In realtà, l’interesse era solo suo, del reclutatore, che senza badare a scrupoli, sfruttando amicizie e parentele, stava cercando di crearsi una vasta rete di clienti, attraverso un sistema multilevel che premia chi porta più affiliati all’interno della società che gestisce gli pseudo investimenti. Dopo aver investito oltre ventimila euro dei propri risparmi, senza ricevere i promessi guadagni, e dopo aver coinvolto anche il figlio, la donna si è rivolta all’avvocato Giacomo Marini del foro di Roma, per presentare la querela contro il 40enne di Giulianova, esperto di informatica e docente di matematica. Secondo quanto dichiarato dalla vittima nella denuncia, la donna conosceva il 40enne di Giulianova perché per qualche anno aveva vissuto in quella località. Erano amici di famiglia, tra di loro c’era piena fiducia. Lei gli aveva confidato che qualche anno prima aveva perso del denaro in investimenti sbagliati. È stato in quel momento che lui – insegnante di matematica temporaneamente sospeso dall’insegnamento perché non vaccinato (parliamo del 2021), ha proposto a Rosa di aprire un conto in criptovalute denominato HOO, grazie al quale i benefit maturati in Hyperverse (la società di gestione) sarebbero transitati dapprima in tale conto e poi trasferiti su un’altra applicazione denominata Cripto, per approdare alla fine sul conto bancario originale. Per un certo periodo ai versamenti sono corrisposti i relativi benefit (tramite operazioni complicatissime).
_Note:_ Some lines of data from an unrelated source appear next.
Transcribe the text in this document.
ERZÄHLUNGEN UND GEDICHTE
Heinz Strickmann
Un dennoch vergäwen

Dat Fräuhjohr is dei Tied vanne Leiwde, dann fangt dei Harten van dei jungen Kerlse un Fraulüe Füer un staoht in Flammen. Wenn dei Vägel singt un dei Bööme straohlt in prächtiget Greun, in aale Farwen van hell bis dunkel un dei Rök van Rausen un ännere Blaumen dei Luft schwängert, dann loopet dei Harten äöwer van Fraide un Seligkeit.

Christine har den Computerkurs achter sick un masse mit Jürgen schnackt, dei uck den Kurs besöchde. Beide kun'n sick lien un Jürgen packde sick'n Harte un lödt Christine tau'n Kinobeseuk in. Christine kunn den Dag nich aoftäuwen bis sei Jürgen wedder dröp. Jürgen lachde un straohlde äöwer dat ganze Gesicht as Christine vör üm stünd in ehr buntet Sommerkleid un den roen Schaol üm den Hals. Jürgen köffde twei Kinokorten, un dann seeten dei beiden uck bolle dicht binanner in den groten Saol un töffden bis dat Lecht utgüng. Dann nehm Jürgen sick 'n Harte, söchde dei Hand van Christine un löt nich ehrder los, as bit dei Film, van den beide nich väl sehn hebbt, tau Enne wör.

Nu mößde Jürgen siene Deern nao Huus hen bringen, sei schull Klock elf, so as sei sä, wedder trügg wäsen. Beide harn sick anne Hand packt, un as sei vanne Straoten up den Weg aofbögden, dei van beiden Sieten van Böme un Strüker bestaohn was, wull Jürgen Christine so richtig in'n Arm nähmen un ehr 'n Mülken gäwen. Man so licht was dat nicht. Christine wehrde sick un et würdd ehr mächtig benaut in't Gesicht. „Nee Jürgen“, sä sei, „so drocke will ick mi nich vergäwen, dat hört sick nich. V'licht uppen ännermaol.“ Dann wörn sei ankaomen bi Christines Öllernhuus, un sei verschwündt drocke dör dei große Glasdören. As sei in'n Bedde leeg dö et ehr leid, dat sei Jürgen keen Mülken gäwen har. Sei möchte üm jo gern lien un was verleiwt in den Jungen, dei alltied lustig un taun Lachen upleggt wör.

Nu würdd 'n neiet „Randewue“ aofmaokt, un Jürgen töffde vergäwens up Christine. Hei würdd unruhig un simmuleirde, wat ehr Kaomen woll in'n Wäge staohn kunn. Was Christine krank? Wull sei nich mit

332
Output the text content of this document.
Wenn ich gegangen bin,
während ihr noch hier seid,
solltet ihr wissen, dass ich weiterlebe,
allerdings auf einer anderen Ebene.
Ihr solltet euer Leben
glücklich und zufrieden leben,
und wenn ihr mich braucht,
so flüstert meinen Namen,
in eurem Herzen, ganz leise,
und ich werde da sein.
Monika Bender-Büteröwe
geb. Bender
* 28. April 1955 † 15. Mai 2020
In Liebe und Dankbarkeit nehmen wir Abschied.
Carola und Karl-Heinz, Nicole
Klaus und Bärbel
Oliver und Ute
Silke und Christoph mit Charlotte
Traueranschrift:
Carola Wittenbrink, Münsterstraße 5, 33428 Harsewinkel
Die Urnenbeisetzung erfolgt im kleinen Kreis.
Poi, a un certo punto, si sono interrotti. Rosa ha chiesto spiegazioni all’amico investitore, ma lui tergiversava. Finché i contatti tra i due si sono interrotti. Rosa ha poi scoperto che Hyperverse non ha alcuna licenza per operare in Italia e in altre parti del mondo e la piattaforma digitale è sotto indagine in svariati Paesi. Inoltre, i proprietari Ryan Xu e Sam Lee risultano latitanti dall’inizio del 2021. L’intero meccanismo è una truffa che si basa sul cosiddetto schema di Ponzi. Rosa non è ancora riuscita a recuperare il denaro perduto – alcune migliaia di euro – dall’ex amico. Ora però lui se la dovrà vedere con l’autorità giudiziaria.